Camille Miansoni pointe les « contradictions » de la société vis à vis des immigrés.

Marquée par les affaires de décasage, la commune de Bouéni porte l’image d’un lieu de tensions communautaires. Mais si la justice nous avait habitués aux poursuites pour violation de domicile, destruction de bien et expulsion illégale, il est un autre volet qui n’avait pas encore été massivement abordé : celui de l’aide aux étrangers.
Car, tandis que certain(e)s s’organisaient pour détruire les habitations soupçonnées d’héberger des clandestins, d’autres s’organisaient discrètement pour leur venir en aide. Une aide parfois hors la loi, a rappelé ce mercredi le tribunal correctionnel, devant lequel sept habitants de Bouéni comparaissaient séparément. Et il n’y avait pas, pour eux, de comité de soutien dans la salle d’audience.
Ils étaient poursuivis pour faux en écriture, aide à l’entrée et au séjour de personnes en situation irrégulière ou encore obtention frauduleuse de document administratif. Dans tous les cas, il s’agissait de remettre à des personnes en attente de régularisation des attestations d’hébergement. Celles-ci devant conduire à l’obtention d’un titre de séjour. C’est la préfecture qui avait initié cette enquête, alors que des dizaines de décasés occupaient la place de la République à Mamoudzou. Plusieurs d’entre eux avaient alors  fait usage d’attestations d’hébergement chez des habitants de Bouéni, ce qui avait éveillé les soupçons.

A la barre, toutes les personnes poursuivies partagent la même bonne foi affichée d’avoir voulu aider. Aucune n’en a tiré le moindre profit, au contraire. « Je ne pensais pas que ça aurait des conséquences » souffle une dame à la barre, déçue de se retrouver devant le tribunal. Là où les uns voient une sorte de délit de solidarité, le procureur Miansoni voit un problème « structurel, et pas des phénomènes isolés. Derrière chaque dossier, on peut trouver des motifs de  toutes sortes à la violation de la Loi. Il y a là une façon de faire qui est connue et utilisée pour l’obtention frauduleuse de titres de séjour ».

Clémence de la justice

Dans le contexte de décasages qui a secoué l’année 2016 et, par la suite, le tribunal lui-même, le procureur poursuit. « Bouéni, c’est aussi le sud, le lieu de toutes les revendications, de demandes d’actions contre les immigrés. C’est le lieu de départ de manifestations qui arrivent jusque devant ce tribunal, et parfois à l’intérieur. C’est enfin le lieu des décasages. Il faut que la société soit mise devant ses contradictions, on ne peut vouloir une chose et son contraire » conclut le représentant du ministère public qui réclame contre chaque prévenu 2000€ d’amende avec sursis.

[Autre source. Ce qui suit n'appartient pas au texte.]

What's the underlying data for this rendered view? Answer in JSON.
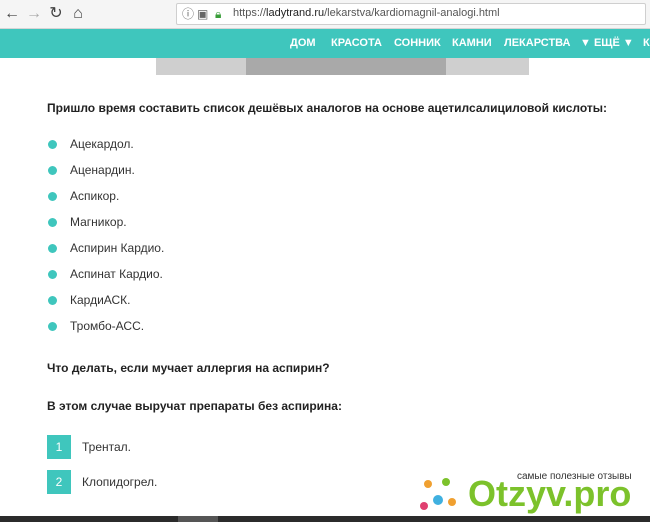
{
  "browser": {
    "back_icon": "back-arrow-icon",
    "forward_icon": "forward-arrow-icon",
    "reload_icon": "reload-icon",
    "home_icon": "home-icon",
    "url_scheme": "https://",
    "url_host": "ladytrand.ru",
    "url_path": "/lekarstva/kardiomagnil-analogi.html"
  },
  "site_nav": {
    "items": [
      "ДОМ",
      "КРАСОТА",
      "СОННИК",
      "КАМНИ",
      "ЛЕКАРСТВА",
      "▼ ЕЩЁ ▼",
      "К"
    ],
    "color": "#3fc6bd"
  },
  "article": {
    "intro_heading": "Пришло время составить список дешёвых аналогов на основе ацетилсалициловой кислоты:",
    "analogs": [
      "Ацекардол.",
      "Аценардин.",
      "Аспикор.",
      "Магникор.",
      "Аспирин Кардио.",
      "Аспинат Кардио.",
      "КардиАСК.",
      "Тромбо-АСС."
    ],
    "allergy_heading": "Что делать, если мучает аллергия на аспирин?",
    "alternatives_heading": "В этом случае выручат препараты без аспирина:",
    "alternatives": [
      {
        "num": "1",
        "label": "Трентал."
      },
      {
        "num": "2",
        "label": "Клопидогрел."
      }
    ]
  },
  "watermark": {
    "tagline": "самые полезные отзывы",
    "logo_text": "Otzyv.pro"
  }
}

La justice s’est finalement montrée plus douce. Une personne a été relaxée car la personne qu’elle aidait a bien des papiers. L’infraction d’aide au séjour de personne en situation irrégulière n’était donc pas constituée. D’autres ont été dispensées de peine ou condamnées à des amendes de 500€ avec sursis.

Au milieu des affaires impliquant des actions violentes contre les étrangers, ou au contraire de personnes qui les exploitent, le tribunal a révélé une troisième facette de ce vaste sujet : des habitants prêts à risquer des poursuites pour aider sans contrepartie. Si la méthode n’est pas toujours légale, la Justice a marqué par ses décisions, sa volonté de ne pas tirer sur l’ambulance.

Y.D.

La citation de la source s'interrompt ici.